The next day—or rather, to be precise, that same morning—Montague and Alice attended the gorgeous wedding. It was declared by the newspapers to be the most "important" social event of the week; and it took half a dozen policemen to hold back the crowds which filled the street. The ceremony took place at St. Cecilia's, with the stately bishop officiating, in his purple and scarlet robes. Inside the doors were all the elect, exquisitely groomed and gowned, and such a medley of delicious perfumes as not all the vales in Arcady could equal. The groom had been polished and scrubbed, and looked very handsome, though somewhat pale; and Montague could not but smile as he observed the best man, looking so very solemn, and recollected the drunken wrestler of a few hours before, staggering about in a pale blue undershirt ripped up the back.

The Montagues knew by this time whom they were to avoid. They were graciously taken under the wing of Mrs. Eldridge Devon—whose real estate was not affected by insurance suits; and the next morning they had the satisfaction of seeing their names in the list of those present—and even a couple of lines about Alice's costume. (Alice was always referred to as "Miss Montague"; it was very pleasant to be the "Miss Montague," and to think of all the other would-be Miss Montagues in the city, who were thereby haughtily rebuked!) In the "yellow" papers there were also accounts of the trousseau of the bride, and of the wonderful gifts which she had received, and of the long honeymoon which she was to spend in the Mediterranean upon her husband's yacht. Montague found himself wondering if the ghosts of its former occupants would not haunt her, and whether she would have been as happy, had she known as much as he knew.

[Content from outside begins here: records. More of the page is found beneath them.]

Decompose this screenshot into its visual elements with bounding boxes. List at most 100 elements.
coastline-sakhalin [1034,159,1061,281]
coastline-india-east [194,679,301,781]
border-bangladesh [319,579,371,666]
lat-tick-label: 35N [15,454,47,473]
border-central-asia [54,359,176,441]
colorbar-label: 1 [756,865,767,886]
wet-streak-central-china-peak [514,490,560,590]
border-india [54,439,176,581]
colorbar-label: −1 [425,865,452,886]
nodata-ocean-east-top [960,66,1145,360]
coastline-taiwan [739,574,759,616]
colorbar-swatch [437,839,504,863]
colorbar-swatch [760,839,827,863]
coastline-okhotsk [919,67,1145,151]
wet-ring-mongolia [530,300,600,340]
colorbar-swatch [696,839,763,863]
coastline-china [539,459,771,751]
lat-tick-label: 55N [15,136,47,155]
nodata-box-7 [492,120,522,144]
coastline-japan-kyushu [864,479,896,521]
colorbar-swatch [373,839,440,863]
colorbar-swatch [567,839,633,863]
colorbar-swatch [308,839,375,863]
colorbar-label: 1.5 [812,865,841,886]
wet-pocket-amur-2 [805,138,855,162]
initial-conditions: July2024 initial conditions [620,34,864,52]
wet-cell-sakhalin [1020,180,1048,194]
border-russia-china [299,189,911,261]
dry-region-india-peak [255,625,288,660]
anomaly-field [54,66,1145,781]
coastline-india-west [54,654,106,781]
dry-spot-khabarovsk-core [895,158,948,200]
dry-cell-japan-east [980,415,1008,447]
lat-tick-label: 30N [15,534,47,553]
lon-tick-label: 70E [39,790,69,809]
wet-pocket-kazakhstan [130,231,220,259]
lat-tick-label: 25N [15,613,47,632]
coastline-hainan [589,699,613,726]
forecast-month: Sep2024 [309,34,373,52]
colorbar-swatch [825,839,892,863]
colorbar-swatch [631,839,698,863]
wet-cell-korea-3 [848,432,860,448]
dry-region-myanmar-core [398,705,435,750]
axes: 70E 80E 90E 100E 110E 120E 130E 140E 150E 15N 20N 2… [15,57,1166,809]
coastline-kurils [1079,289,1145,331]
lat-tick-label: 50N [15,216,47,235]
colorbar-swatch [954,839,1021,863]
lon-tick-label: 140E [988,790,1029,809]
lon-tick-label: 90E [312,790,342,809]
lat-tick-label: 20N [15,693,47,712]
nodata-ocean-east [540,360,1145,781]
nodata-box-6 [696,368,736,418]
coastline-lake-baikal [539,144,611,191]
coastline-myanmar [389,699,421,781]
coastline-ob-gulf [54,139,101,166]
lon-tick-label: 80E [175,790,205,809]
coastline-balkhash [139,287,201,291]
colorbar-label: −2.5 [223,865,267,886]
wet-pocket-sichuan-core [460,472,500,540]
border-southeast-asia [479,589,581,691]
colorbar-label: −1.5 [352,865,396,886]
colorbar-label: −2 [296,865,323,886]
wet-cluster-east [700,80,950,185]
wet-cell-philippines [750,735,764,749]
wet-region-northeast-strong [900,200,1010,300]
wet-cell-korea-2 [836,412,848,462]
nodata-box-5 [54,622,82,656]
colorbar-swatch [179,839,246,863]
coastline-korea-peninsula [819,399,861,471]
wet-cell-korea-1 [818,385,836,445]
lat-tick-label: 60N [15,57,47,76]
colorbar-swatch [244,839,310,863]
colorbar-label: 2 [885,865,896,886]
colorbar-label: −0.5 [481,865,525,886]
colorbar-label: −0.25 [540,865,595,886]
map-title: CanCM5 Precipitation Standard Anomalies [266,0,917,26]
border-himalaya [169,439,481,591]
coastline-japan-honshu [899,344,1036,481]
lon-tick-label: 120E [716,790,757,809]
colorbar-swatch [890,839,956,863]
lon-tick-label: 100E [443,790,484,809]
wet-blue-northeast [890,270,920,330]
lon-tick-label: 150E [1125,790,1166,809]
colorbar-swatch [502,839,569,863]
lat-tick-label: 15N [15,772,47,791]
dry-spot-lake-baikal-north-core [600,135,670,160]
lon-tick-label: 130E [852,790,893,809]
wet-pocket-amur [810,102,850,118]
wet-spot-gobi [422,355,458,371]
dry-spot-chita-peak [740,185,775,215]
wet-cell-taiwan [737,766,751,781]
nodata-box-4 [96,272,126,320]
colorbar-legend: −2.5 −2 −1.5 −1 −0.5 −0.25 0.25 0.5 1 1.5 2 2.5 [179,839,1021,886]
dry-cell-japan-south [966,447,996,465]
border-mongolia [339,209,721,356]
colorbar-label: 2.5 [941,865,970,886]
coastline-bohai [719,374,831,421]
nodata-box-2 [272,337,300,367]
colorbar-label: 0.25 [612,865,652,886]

He found food for a good deal of thought in the memory of this banquet. Among the things which he had gathered from the songs was a hint that Oliver, also, had some secrets, which he had not seen fit to tell his brother. The keeping of young girls was apparently one of the established customs of the "little brothers of the rich"—and, for that matter, of many of the big brothers, also. A little later Montague had a curious glimpse into the life of this "half-world." He had occasion one evening to call up a certain financier whom he had come to know quite well-a man of family and a member of the church. There were some important papers to be signed and sent off by a steamer; and the great man's secretary said that he would try to find him. A minute or two later he called up Montague and asked him if he would be good enough to go to an address uptown. It was a house not far from Riverside Drive; and Montague went there and found his acquaintance, with several other prominent men of affairs whom he knew, conversing in a drawing-room with one of the most charming ladies he had ever met. She was exquisite to look at, and one of the few people in New York whom he had found worth listening to. He spent such an enjoyable evening, that when he was leaving, he remarked to the lady that he would like his cousin Alice to meet her; and then he noticed that she flushed slightly, and was embarrassed. Later on he learned to his dismay that the charming and beautiful lady did not go into Society.